We lived in Montgomery County, but moved out of state last summer. We are now considering moving back, and so would appreciate any insight from those in the area.
Thanks!
Thinking of moving back? Plan to rent. This might take a while to settle down — as in a couple of years time before it’s reasonably priced. There will have to be much pain inflicted before prices are forced down.
Here’s a fine example real close to where you are talking about. It’s in Frederick County, a few miles west of the Howard County line, I think. I haven’t been out that way myself, but here are the stats. (Might be Nikki-Blog’s area, come to think of it!)
12201 Timber Run Court, Mount Airy, MD.
1.46 acres, a mere 2821 sqft (add finished basement?).
Sold in may 2005 for $608,000. Asking price was $600k!
The house has not been occupied since, and from what my friends who live near there say, it’s gone on and off sale for $649k or $679k (pick your date) with no success. The only homes sold in that development lately went for the upper $500k’s — uh oh, this looks like a flip turned bad!
Buyers put 5% down, I am told. They are hosed. Poor bank.
I wonder if they are even paying the monthly nut by this time?
I’ve lived in Rockville since mid 2002. Reasonable, modest cape-cod walkable to town center. I thought it was expensive, but frankly the mortgage is below rental equivalency and less than 25% of our incomes when combined. During the last 5 years, things became ridiculous, people down the street paid an absurd sum for an 1850s farm house with one bath (family of 5) and wobbly pine floors.
Well, the $2 million spec homes in my neighborhood aren’t selling. I was out running and saw a funny scene. An estate agent/ owner/ speculator was outside his spec home pacing nervously, walking up readjusting the turf on the lawn, steps back and then suddenly he pulls up the for sale sign and repositions it, steps back, etc.
House on the market for $1.5 million, reduced from $1.7 million. On market since Oct 2006. Teardown, although this one, I think used the old ranch house as a core.
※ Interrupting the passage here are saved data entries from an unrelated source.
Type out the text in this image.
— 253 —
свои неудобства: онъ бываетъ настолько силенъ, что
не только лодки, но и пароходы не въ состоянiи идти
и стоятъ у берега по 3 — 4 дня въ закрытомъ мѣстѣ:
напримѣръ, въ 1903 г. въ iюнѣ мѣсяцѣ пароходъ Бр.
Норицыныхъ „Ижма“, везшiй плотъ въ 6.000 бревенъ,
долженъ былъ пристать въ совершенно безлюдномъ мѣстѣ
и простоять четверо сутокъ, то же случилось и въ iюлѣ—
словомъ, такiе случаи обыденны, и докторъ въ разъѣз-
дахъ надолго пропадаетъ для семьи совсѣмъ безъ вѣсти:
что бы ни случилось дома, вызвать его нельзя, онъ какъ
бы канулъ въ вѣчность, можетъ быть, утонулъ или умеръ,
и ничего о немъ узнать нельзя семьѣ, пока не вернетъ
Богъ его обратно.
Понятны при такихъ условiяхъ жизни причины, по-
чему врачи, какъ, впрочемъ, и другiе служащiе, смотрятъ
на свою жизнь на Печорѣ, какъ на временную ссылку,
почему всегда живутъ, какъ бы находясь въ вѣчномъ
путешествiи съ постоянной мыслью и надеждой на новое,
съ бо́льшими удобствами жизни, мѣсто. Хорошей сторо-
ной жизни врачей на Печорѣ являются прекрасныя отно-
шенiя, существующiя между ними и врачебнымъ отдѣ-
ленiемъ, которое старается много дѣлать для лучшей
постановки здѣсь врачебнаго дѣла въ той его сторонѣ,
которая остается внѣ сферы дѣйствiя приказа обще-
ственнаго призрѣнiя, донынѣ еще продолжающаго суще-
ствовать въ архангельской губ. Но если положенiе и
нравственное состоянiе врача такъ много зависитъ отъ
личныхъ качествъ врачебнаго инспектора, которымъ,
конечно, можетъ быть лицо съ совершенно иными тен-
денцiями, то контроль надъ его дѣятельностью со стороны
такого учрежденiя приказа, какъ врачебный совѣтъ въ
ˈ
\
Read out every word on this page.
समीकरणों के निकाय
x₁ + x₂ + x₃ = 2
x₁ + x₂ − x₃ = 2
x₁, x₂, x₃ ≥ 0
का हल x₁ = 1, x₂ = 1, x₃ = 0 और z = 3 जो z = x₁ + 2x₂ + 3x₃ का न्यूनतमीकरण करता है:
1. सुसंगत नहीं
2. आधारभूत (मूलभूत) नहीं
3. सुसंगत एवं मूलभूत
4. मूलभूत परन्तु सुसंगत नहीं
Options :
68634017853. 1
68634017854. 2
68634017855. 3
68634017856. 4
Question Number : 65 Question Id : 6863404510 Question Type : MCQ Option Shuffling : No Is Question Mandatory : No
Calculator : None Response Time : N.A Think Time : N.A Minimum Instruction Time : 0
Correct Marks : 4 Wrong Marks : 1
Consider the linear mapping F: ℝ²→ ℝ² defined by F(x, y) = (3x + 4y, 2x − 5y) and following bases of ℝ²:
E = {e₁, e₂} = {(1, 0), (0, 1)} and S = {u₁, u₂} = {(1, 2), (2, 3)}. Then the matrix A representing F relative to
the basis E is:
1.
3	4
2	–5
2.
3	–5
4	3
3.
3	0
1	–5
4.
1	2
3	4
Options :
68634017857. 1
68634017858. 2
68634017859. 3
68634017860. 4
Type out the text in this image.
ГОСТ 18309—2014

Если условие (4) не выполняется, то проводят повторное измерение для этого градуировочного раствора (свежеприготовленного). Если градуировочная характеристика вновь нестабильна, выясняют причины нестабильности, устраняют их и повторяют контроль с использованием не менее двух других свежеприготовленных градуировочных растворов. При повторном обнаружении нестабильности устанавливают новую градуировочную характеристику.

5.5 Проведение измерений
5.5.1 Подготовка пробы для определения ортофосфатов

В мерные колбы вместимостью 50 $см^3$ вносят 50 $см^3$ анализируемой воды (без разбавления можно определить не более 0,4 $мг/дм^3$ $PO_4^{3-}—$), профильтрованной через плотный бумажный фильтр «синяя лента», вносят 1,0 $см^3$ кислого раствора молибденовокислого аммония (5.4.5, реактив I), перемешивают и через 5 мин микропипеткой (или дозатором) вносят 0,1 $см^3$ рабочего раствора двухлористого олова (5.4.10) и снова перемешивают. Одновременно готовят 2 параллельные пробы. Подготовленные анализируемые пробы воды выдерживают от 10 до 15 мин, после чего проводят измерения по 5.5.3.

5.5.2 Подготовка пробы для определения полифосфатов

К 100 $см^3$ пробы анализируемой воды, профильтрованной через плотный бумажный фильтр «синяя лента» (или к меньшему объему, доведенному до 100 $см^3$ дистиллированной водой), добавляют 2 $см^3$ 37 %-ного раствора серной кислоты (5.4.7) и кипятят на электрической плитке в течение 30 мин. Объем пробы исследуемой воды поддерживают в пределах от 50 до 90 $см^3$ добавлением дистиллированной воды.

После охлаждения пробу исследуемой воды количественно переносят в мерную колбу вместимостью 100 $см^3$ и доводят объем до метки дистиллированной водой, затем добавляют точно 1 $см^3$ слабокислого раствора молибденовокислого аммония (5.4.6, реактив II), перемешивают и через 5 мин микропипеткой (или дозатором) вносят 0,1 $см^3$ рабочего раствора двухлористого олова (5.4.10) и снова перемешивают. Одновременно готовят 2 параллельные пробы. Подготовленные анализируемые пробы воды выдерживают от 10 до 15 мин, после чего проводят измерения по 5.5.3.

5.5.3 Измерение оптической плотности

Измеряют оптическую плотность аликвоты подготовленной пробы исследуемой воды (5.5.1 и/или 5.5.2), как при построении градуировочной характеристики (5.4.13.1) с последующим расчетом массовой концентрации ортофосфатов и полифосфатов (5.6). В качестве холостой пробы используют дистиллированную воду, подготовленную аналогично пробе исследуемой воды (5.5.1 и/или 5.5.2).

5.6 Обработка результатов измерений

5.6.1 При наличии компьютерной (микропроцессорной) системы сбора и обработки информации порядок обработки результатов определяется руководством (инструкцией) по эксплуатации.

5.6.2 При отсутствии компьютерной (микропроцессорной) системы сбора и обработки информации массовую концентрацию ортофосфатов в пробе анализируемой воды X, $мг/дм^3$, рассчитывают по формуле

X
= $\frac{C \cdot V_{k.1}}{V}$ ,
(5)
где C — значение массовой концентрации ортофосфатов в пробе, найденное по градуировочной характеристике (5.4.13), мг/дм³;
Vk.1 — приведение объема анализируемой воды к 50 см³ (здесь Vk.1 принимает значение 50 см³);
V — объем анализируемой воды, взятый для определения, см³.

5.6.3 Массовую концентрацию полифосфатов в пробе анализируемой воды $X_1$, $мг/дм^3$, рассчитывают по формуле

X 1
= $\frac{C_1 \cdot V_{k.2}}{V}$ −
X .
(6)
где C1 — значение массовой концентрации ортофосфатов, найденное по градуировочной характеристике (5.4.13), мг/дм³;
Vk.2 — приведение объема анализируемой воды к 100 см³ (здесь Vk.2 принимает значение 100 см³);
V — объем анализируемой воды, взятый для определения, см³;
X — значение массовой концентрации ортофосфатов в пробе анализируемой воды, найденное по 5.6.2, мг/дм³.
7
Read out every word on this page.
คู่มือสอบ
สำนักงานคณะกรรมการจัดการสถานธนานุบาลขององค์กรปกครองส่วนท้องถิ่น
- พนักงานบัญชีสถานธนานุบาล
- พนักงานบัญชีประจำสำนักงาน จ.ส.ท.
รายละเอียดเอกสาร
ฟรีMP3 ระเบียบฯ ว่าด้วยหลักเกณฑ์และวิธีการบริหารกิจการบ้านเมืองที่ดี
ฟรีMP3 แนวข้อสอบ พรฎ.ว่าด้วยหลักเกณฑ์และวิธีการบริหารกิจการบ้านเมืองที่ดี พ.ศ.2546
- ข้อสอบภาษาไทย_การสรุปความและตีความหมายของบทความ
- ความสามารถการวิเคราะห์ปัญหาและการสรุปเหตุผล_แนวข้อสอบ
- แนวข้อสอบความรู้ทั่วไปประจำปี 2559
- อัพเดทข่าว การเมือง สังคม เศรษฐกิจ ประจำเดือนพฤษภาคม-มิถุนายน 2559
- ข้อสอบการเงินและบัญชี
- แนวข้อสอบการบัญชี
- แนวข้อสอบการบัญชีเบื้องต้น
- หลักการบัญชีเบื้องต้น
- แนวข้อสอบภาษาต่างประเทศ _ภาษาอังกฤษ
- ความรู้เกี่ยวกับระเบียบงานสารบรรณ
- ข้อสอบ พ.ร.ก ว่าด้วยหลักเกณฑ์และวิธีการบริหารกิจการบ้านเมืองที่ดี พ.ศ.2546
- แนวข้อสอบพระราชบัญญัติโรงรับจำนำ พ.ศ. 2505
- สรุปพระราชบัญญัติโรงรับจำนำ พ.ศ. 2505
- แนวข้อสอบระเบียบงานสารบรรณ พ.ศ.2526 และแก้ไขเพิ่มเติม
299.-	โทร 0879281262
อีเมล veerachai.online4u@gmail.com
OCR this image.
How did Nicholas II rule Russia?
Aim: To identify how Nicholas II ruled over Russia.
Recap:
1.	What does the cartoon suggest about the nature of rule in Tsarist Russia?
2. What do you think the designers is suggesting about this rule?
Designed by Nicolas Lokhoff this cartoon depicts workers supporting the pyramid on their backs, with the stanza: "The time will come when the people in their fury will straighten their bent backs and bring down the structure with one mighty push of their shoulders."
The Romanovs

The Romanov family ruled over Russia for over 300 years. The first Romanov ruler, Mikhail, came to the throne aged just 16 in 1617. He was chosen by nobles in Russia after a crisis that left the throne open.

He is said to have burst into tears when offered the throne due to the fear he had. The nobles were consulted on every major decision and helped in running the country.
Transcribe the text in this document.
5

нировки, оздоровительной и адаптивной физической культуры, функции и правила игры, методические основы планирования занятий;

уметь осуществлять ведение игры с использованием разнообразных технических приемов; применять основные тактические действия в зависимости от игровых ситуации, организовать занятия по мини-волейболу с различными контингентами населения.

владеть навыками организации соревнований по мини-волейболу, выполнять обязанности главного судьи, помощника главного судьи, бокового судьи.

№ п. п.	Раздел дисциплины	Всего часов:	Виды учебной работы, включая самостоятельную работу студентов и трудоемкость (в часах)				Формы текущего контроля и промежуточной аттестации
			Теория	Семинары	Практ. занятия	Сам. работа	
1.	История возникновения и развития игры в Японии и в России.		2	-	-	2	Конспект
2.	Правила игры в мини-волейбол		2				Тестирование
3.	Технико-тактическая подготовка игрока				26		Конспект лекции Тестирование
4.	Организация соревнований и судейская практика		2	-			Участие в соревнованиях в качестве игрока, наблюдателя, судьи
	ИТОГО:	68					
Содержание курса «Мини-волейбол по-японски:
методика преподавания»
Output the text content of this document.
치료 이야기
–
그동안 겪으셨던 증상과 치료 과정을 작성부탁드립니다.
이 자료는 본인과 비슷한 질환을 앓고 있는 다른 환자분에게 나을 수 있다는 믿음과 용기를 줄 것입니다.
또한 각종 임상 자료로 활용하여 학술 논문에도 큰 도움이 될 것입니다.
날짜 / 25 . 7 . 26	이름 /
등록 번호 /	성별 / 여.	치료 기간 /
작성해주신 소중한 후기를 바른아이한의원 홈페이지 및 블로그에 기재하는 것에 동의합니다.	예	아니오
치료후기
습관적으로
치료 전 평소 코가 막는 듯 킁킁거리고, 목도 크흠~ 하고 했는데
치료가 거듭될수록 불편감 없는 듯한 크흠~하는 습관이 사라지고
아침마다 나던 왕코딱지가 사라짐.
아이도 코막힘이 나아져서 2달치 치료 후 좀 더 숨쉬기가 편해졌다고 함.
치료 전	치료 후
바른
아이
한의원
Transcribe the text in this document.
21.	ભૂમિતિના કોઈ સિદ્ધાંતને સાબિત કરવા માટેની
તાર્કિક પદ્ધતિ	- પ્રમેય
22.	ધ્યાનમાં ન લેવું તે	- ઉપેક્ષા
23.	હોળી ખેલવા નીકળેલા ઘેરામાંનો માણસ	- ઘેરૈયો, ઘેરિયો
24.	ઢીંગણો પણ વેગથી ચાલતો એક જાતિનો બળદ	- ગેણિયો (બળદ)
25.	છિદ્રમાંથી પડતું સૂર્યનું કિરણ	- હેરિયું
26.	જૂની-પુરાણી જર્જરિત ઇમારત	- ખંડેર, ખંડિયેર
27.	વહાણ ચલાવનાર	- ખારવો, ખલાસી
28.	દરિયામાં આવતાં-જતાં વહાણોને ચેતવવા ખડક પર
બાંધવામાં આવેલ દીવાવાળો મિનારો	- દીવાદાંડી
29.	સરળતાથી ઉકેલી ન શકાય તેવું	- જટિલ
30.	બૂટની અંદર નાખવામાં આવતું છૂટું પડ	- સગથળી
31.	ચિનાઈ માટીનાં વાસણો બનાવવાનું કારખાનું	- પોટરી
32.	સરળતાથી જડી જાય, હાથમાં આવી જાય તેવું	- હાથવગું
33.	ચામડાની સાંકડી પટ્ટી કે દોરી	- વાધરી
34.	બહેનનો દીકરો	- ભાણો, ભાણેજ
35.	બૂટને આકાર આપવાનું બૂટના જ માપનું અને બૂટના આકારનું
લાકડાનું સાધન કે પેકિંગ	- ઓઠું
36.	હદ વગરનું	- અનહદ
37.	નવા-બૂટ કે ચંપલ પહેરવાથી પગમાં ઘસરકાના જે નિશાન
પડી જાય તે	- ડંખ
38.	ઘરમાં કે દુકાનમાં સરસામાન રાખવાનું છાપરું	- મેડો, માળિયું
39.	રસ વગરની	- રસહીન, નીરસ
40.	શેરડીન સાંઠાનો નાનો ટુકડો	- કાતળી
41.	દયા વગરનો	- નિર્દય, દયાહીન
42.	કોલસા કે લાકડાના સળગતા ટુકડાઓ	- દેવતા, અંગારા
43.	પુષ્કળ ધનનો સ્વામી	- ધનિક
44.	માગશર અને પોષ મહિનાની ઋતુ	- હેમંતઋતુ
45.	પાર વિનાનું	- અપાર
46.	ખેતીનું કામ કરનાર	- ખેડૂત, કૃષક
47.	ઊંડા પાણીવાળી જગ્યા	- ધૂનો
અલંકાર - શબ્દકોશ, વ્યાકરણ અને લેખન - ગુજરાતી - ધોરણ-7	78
House is butt ugly. Purchased Nov 2005 for $790k.
I just got a chance to check back. Thanks for the responses. We would consider renting, but so far, we haven’t seen many homes for rent in that area. We’d like to live near one of the schools in Howard County with good test scores as we have a son who is now in school. He’s in a very good school right now and loves kindergarten.
We sold our townhouse in Rockville last summer and are currently renting in California, but we will have to move again this summer. Although we know the prudent thing to do is wait for prices to come down, it is hard. We’d love to buy a house and settle in so that our kids can stay at the same school and make lasting friendships. By driving prices to such insane levels these flippers ruined it for all of the young families who want to buy but can’t. I guess we all just have to hang in there.
After all, they will have to lower their prices or the market will lower the prices for them. Resistance is futile.
I am in the process of buying a townhome in Chesapeake, VA and I am starting to get nervous about it. I don’t see how prices can continue to escalate. At what point does VA become like California? Everyone tells me buying a house is the way to go, but I worry maybe I should have waited another year.